Non, c’est partout pareil : dans tous les cas la situation des femmes n’est jamais égale à celles des hommes. Mais, de ce que j’ai pu voir, dans les zones rurales il y a une répartition des tâches assez naturelle, un peu plus égalitaire. Les femmes s’occupent de la maison, mais vont aussi travailler dans les champs et les hommes ne font pas « rien ». Alors qu’en ville la différence entre les deux sexes est flagrante. On est en 2018, et évidemment je trouve ça révoltant.

Comment ces femmes vous ont-elles reçu ? Comment avez-vous réussi à instaurer le dialogue ? 

On discutait, tout simplement. Au début, elles ne disent jamais rien, elles disent que tout va bien. Mais petit à petit quand on commence à parler, quand la confiance et un climat d’acceptation s’installent, elles s’ouvrent. C’est une démarche d’écoute, de partage. Ce que je trouve beau dans ce genre d’expérience, c’est qu’on parle la même langue, on vit dans le même pays, qu’on est des femmes, mais il y a entre nous une divergence des idées. Cela de par l’éducation, de par l’expérience ou le background de chacun de nous. Et parvenir à dialoguer malgré nos visions différentes, c’est ce qui est magnifique.

Ce que j’ai aussi trouvé magique dans ces rencontres, c’est que j’arrivais de nulle part, seule et dans un lieu inconnu, pourtant chaque nuit ces inconnus m’accueillaient. Ce geste d’hospitalité et de générosité c’est l’une des choses qui m’a le plus touché. Je me demande même si c’était moi qui devais accueillir une personne avec des idées totalement opposées aux miennes, est-ce que je le ferais ?

Vous définissez-vous comme une féministe ? 

Pas forcément.

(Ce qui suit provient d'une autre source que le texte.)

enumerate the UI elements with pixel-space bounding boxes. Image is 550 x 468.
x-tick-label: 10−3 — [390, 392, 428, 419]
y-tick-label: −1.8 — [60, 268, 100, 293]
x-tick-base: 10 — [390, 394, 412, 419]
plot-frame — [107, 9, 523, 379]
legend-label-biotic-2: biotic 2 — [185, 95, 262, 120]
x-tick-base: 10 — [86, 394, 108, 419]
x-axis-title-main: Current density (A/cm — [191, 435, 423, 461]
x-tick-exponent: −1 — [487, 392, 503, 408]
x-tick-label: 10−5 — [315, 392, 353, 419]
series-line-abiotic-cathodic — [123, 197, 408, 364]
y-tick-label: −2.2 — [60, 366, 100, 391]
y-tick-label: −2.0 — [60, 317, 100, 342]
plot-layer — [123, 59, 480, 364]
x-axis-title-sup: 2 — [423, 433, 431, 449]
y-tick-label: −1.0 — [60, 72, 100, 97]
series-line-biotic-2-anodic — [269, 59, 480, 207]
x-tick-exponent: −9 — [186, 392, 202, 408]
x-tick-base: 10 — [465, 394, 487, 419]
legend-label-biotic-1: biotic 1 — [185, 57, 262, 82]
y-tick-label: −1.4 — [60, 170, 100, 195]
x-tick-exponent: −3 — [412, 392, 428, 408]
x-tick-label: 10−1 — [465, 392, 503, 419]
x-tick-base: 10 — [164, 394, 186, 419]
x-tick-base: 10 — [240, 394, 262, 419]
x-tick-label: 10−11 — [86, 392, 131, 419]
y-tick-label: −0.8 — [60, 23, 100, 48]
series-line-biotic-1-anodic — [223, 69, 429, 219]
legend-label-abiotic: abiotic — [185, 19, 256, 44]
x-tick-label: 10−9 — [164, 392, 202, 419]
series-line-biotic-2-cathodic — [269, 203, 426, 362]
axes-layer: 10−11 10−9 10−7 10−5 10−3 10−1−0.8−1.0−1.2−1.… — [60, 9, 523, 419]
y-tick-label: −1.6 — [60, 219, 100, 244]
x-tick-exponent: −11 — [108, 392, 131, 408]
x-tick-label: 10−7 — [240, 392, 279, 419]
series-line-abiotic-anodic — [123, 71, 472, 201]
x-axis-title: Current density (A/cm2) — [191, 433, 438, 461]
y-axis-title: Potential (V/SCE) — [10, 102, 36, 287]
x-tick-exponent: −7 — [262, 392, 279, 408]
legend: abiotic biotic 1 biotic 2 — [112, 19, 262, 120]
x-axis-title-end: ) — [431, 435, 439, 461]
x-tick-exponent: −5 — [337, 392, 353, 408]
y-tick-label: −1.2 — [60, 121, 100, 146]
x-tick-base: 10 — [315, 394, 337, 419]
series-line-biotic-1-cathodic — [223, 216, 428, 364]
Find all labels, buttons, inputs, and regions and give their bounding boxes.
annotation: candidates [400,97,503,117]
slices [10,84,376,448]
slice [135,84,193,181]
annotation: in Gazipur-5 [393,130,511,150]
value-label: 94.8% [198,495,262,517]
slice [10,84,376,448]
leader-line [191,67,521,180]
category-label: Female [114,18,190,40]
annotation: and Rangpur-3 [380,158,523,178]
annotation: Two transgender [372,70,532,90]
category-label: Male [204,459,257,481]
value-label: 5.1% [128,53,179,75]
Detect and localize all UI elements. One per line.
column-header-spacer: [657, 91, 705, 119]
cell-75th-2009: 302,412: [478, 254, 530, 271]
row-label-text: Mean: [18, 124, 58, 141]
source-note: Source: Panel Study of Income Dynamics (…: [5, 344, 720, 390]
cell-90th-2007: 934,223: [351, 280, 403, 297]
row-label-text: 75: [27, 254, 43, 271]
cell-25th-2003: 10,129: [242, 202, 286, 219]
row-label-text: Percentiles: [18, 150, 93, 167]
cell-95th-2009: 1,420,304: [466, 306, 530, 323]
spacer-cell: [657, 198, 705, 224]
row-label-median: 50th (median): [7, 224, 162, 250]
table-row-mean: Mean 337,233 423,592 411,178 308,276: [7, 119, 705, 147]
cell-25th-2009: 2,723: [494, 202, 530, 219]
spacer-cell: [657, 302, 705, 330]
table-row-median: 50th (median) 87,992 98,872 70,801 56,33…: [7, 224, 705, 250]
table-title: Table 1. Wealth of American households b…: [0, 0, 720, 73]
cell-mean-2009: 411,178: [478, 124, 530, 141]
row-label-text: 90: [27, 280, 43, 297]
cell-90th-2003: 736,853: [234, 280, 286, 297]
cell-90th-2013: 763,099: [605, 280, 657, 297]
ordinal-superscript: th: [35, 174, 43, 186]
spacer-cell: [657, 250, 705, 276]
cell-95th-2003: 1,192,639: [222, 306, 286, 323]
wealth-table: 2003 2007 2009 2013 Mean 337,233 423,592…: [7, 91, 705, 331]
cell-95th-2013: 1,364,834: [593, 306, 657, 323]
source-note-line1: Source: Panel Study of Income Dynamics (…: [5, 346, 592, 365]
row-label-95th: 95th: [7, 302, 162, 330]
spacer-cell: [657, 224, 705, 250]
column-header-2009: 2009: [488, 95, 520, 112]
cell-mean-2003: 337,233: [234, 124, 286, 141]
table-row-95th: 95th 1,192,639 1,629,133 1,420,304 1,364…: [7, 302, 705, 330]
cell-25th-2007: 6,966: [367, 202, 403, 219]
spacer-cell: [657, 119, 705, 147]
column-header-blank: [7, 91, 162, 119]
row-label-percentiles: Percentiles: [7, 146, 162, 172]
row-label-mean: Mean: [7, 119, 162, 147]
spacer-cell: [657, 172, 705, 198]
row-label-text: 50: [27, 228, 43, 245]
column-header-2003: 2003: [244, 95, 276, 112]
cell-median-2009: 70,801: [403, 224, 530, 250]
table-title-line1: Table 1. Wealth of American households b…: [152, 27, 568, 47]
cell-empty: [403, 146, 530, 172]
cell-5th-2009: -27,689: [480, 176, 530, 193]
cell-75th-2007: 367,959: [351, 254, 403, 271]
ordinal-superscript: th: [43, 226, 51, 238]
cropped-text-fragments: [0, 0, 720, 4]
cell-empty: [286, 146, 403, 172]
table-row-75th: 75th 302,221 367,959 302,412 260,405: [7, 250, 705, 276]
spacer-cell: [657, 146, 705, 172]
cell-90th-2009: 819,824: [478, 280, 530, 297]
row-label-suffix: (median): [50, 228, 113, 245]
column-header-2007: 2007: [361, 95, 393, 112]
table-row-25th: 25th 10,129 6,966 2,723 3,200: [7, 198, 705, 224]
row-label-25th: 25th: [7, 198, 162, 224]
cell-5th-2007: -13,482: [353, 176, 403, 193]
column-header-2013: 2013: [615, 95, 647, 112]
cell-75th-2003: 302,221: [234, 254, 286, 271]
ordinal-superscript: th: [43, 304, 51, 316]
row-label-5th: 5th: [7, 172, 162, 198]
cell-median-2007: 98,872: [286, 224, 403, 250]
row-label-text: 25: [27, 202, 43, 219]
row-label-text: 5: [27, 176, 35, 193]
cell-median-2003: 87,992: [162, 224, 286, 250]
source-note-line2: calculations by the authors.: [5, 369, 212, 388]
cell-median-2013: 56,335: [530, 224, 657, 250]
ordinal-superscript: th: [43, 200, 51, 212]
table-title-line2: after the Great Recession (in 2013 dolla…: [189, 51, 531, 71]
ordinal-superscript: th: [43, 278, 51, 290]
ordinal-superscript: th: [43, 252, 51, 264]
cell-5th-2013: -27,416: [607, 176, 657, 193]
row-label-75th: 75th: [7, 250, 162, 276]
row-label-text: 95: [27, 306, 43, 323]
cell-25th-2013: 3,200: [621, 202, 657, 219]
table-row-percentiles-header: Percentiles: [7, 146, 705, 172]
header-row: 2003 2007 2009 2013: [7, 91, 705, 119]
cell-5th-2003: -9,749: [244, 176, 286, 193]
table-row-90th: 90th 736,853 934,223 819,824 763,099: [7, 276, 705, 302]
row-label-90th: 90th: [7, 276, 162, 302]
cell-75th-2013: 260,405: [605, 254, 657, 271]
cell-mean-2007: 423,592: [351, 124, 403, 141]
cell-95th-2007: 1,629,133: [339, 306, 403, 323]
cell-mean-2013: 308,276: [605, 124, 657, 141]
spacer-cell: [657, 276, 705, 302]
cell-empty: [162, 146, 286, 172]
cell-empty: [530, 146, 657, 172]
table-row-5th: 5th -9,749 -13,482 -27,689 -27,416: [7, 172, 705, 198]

Je me définis comme quelqu’un qui défend les droits de l’Homme. Si une femme maltraite un homme, je défendrai l’homme. Pour moi, le féminisme doit être un mouvement éphémère : les femmes sont des êtres humains, donc au bout d’un moment il faut comprendre qu’elles doivent entièrement disposer des mêmes droits que les hommes.

Au fait, pourquoi la marche ? 

C’est le moyen de transport n°1. Si on a deux jambes, ce n’est pas pour rien. Marcher c’est à mes yeux le terrain propice pour réfléchir : les prophètes ont tous marché, les plus grands philosophes aussi. Einstein a bien dit que les meilleures idées qui lui sont tombées sur la tête c’était en marchant ! La marche c’est aussi un moyen de résistance, c’est utiliser son corps pour faire passer un message.

Ça facilite aussi le contact avec les gens. Il n’y a aucun autre moyen de transport qui m’aurait permis de voir la réaction des gens quand j’arrivais avec mon sac à dos. Ce premier regard de surprise, il n’y qu’à pieds que j’ai pu le voir.

Diriez-vous que votre démarche se rapproche de celle du reporter ou de l’anthropologue ? 

On peut dire ça comme ça oui, qu’elle s’inscrit entre les deux. Mais alors un anthropologue qui n’a fait encore son récit ! (rires). Pour l’instant je récolte l’info, je veux prendre le temps de regrouper assez de matière pour rendre quelque chose de qualité et aussi qui touchera un public large.

Avec la petite BD qui paraîtra suite à notre trip avec la Petite Kabyle, ce sera une première expérience pour moi. Après j’espère aller plus loin et raconter à mon tour mes voyages en illustrations. En BD, car je veux que ça touche autant la petite fille, que le petit garçon, qu’ils puissent peut-être avoir la représentation d’une « idole » loin des stéréotypes, celle d’une jeune femme marocaine qui marche seule à la rencontre des gens dont on ne parle que trop peu.